# Fox's factory, Wellington



## tinplaterodent (Jan 21, 2009)

I came across this site yesterday, its a very old abandoned Textile Mill in Wellington. Here'sa little history of the place;

The 12.6 acre former woollen textile mill complex is a brownfield site featuring a range of Grade II and Grade II* listed buildings. Established in 1790 by the Fox family, Tonedale Mill was the largest integrated mill in the South West, producing woollen and worsted fabrics. It became a site of national importance during the Boer War when the Tonedale dyers developed the ‘khaki’ dye - given the royal seal of approval by the then Prince of Wales in 1900 – which led to the end of British soldiers’ ‘redcoats’.

At its peak, Tonedale Mill employed some 4,500 people and exported fabrics around the world. It also provided livelihoods for other related trades on the site, including bookbinders, basket weavers, stonemasons and metalworkers.

From the 1950s, manufacturing at Britain’s mills went into decline. The deafening noise of the power looms housed in Tonedale’s weaving sheds was heard no more once production on the site ceased by the end of the 1990s, although the firm of Fox Brothers and Company Ltd still exists and operates in a nearby location to this day.
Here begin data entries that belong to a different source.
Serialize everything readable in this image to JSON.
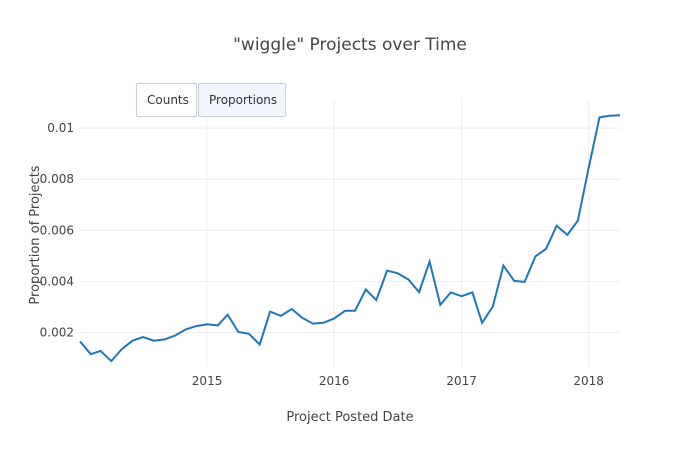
{
  "toggle": {
    "counts_label": "Counts",
    "proportions_label": "Proportions",
    "active": "Proportions"
  },
  "colors": {
    "line": "#1f77b4",
    "grid": "#eeeeee",
    "button_border": "#c9d2dc",
    "button_active_bg": "#f0f6fb"
  },
  "chart_data": {
    "type": "line",
    "title": "\"wiggle\" Projects over Time",
    "xlabel": "Project Posted Date",
    "ylabel": "Proportion of Projects",
    "grid": true,
    "legend": "none",
    "xlim": [
      "2014-01-01",
      "2018-04-01"
    ],
    "ylim": [
      0.00065,
      0.0111
    ],
    "x_ticks": [
      {
        "date": "2015-01-01",
        "label": "2015"
      },
      {
        "date": "2016-01-01",
        "label": "2016"
      },
      {
        "date": "2017-01-01",
        "label": "2017"
      },
      {
        "date": "2018-01-01",
        "label": "2018"
      }
    ],
    "y_ticks": [
      {
        "value": 0.002,
        "label": "0.002"
      },
      {
        "value": 0.004,
        "label": "0.004"
      },
      {
        "value": 0.006,
        "label": "0.006"
      },
      {
        "value": 0.008,
        "label": "0.008"
      },
      {
        "value": 0.01,
        "label": "0.01"
      }
    ],
    "series": [
      {
        "x": [
          "2014-01",
          "2014-02",
          "2014-03",
          "2014-04",
          "2014-05",
          "2014-06",
          "2014-07",
          "2014-08",
          "2014-09",
          "2014-10",
          "2014-11",
          "2014-12",
          "2015-01",
          "2015-02",
          "2015-03",
          "2015-04",
          "2015-05",
          "2015-06",
          "2015-07",
          "2015-08",
          "2015-09",
          "2015-10",
          "2015-11",
          "2015-12",
          "2016-01",
          "2016-02",
          "2016-03",
          "2016-04",
          "2016-05",
          "2016-06",
          "2016-07",
          "2016-08",
          "2016-09",
          "2016-10",
          "2016-11",
          "2016-12",
          "2017-01",
          "2017-02",
          "2017-03",
          "2017-04",
          "2017-05",
          "2017-06",
          "2017-07",
          "2017-08",
          "2017-09",
          "2017-10",
          "2017-11",
          "2017-12",
          "2018-01",
          "2018-02",
          "2018-03",
          "2018-04"
        ],
        "values": [
          0.00165,
          0.00115,
          0.00128,
          0.00088,
          0.00135,
          0.00168,
          0.00182,
          0.00168,
          0.00173,
          0.00188,
          0.00212,
          0.00225,
          0.00232,
          0.00228,
          0.0027,
          0.00202,
          0.00195,
          0.00153,
          0.00282,
          0.00265,
          0.00292,
          0.00258,
          0.00235,
          0.00238,
          0.00255,
          0.00285,
          0.00285,
          0.00368,
          0.00327,
          0.00442,
          0.00432,
          0.00408,
          0.00358,
          0.00477,
          0.00308,
          0.00357,
          0.00342,
          0.00357,
          0.00238,
          0.00302,
          0.00462,
          0.00402,
          0.00398,
          0.00498,
          0.00528,
          0.00618,
          0.00582,
          0.00638,
          0.00845,
          0.01042,
          0.01048,
          0.0105
        ]
      }
    ]
  }
}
It was in the process of being converted into flats, apartments & houses but all work has stopped, there are no buidlers, vehicles or equipment there, probably due to the credit crunch

Anyway, I spent about 30mins taking pics

I am trying to insert pics but can't at the moment, not sure if its my pc (more than likely) but heres a link to my web site where I a few uploaded

www.photomouth.co.uk






















More to follow


----------



## mr_bones (Jan 21, 2009)

Hello 'tinplaterodent' - welcome to derelictplaces and thanks for sharing this.
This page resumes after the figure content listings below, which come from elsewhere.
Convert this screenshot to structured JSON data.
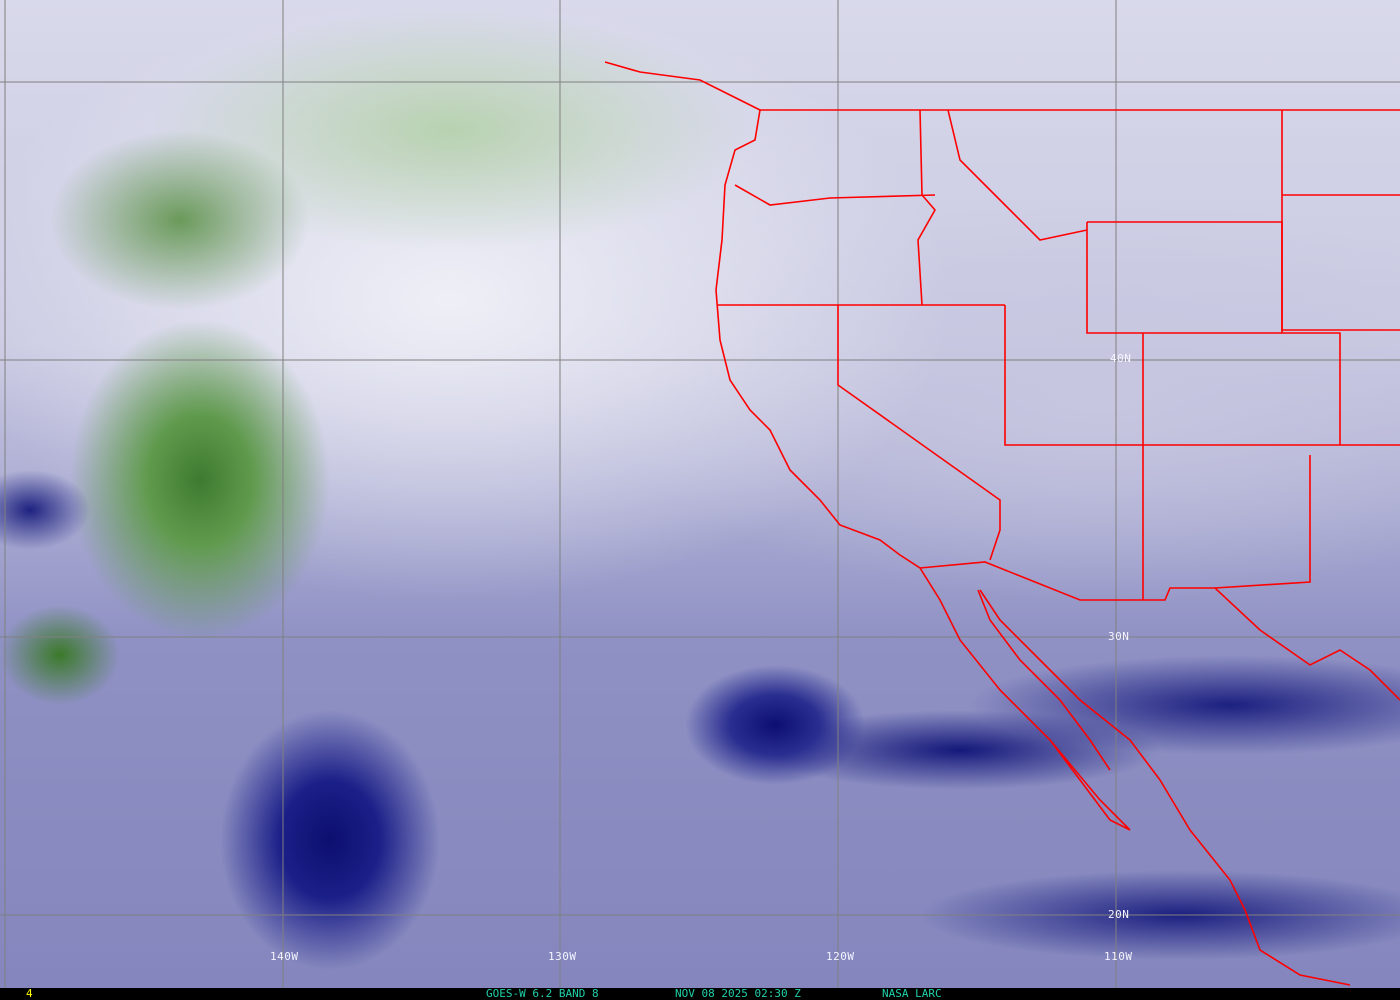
{
  "map": {
    "longitude_labels": [
      "140W",
      "130W",
      "120W",
      "110W"
    ],
    "latitude_labels": [
      "40N",
      "30N",
      "20N"
    ],
    "colors": {
      "border": "#ff0000",
      "grid": "#808080",
      "label": "#ffffff",
      "moist": "#3d7a2e",
      "dry": "#0c0f6e"
    }
  },
  "status_bar": {
    "frame_number": "4",
    "product": "GOES-W 6.2 BAND 8",
    "timestamp": "NOV 08 2025 02:30 Z",
    "source": "NASA LARC",
    "colors": {
      "frame": "#ffff00",
      "text": "#20d0a8"
    }
  }
}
Unfortunately the 'image upload' feature was removed from this site in favour of hosting photos elsewhere. You will find a guide to this in the 'FAQ' section of the forum.


----------



## tinplaterodent (Jan 22, 2009)

*uploading pics*

thanks for that, now sorted


----------



## Foxylady (Jan 22, 2009)

Excellent photos, tinplaterodent. That's an interesting site and well worth a mooch around by the look of it. Do you have any more pics?
Good stuff, and welcome to DP.


----------



## Lightbuoy (Jan 22, 2009)

Welcome to DP matey 

Great first Report. Some good pics there. That old chimney and those buildings are great. Thanks very much for sharing.

Lb :jimlad:


----------



## tinplaterodent (Jan 22, 2009)

*More pics*

Thanks fellow explorers, I've more pics that Im going to upload here but I have more on my flicker pages-www.photomouth.co.uk

I went back down there today during my lunch time & the cherubs had locked the gates (how rude), I wasn't suitably dressed to climb fences so was restricted to distant shots. I took my old olympus with me & attached a spyhole to the lens so i've got some funky fisheye shots. watch this space.


----------



## Neosea (Jan 22, 2009)

Nice explore, cool photos - Thanks


----------



## ukmayhem (Jan 23, 2009)

great pics mate brought back memories of when i worked in witney and had to go to there old mill everyday which had been converted into flats already. The lay out of teh buildings is incredibly simular to Witneys old mill

Heres some pics of it today 





















a couple of pictures from when it burnt down in 1905


----------



## chase779 (Jan 23, 2009)

Nice, looks almost completely stripped though


----------



## tinplaterodent (Jan 23, 2009)

*Fox's factory*

Unfortunatley it is more or less, they were converting it to flats & apartments but all appears to have stopped, there are bits of old machinery still pics will follow


----------



## tinplaterodent (Jan 23, 2009)

*Outdoor Pics Fox's factory*





















I'll try & get some interior shots uploaded tonight
the fisheye shots were taken with a £1.50ish door spyhole attached to my crappy Olympus bargin

Here is probably the only interior shot of the factory I got & then I was outside looking through & chain fence, as you can see all the equpiment & machinery has been removed but some lights are hanging down and the hall looks quite large


----------